When asked how the PF had managed the economy, Kabimba said their performance was bad.

“The performance is bad in all honesty, truth be told. This is a runaway economy from the PF. I don’t think they have an idea how to turn it around. Instead of being analytical about it, they are being simplistic about it. I think this also fits into the attitude of us Zambians. When Mrs (Margaret) Mwanakatwe was minister of finance, there was so much outcry that ‘she is a bad minister of finance’ and that she must be relieved so that the economy gets better for whatever reason people put forward. When Mwanakatwe left, the kwacha was at K12 (per dollar), now the kwacha is at K18 almost K20,” said Kabimba.
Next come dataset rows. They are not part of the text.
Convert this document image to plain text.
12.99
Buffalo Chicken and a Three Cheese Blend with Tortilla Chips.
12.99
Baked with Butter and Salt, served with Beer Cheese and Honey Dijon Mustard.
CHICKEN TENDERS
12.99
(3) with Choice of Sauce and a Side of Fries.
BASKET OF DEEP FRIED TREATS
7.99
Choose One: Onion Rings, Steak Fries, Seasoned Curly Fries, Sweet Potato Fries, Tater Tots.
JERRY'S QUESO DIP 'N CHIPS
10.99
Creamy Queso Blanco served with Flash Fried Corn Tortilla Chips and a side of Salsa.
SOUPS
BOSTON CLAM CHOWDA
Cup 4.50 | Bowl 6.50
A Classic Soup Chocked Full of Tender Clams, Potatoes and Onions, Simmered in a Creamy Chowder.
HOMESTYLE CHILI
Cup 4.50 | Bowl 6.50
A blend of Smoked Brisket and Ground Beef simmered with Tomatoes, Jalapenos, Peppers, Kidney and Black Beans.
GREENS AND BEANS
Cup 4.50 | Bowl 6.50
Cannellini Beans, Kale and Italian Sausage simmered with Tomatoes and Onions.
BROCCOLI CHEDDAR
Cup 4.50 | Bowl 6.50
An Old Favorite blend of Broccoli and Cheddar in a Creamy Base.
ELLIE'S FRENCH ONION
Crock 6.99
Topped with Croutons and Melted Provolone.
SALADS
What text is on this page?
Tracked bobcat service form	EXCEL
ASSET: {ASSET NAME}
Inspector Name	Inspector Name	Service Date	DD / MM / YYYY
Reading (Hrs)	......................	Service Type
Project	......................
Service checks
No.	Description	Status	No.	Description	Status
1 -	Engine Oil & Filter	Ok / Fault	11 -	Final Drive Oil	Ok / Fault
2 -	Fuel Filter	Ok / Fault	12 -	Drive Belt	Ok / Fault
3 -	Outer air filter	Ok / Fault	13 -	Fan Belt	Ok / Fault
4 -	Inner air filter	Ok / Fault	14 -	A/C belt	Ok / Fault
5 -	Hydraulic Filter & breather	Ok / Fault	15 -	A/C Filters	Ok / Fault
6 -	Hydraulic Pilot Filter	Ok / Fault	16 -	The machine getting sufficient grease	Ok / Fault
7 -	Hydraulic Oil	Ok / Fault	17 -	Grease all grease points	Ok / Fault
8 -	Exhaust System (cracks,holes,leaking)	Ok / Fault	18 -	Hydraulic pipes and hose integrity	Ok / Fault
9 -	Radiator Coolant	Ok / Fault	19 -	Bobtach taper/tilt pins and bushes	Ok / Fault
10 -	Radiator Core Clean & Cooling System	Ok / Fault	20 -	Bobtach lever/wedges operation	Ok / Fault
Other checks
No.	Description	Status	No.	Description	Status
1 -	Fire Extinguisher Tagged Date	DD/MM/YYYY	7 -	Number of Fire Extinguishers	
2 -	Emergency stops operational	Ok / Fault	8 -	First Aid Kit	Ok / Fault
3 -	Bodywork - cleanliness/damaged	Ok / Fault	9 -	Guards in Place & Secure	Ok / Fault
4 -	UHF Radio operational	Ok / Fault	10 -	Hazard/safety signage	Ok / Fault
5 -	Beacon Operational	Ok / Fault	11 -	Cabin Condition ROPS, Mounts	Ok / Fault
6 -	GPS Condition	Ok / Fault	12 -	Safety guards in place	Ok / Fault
“We can’t even qualify to have a meeting with the IMF (International Monetary Fund). I am not an IMF fan, but we can’t even qualify to get on an IMF programme, which will just make things worse than they are now. So, it is clear that the government has no idea on how to turn this economy round. We have invested in road infrastructure very well, but some of the roads are not going anywhere. They are going to areas where there is absolutely no economic activity.”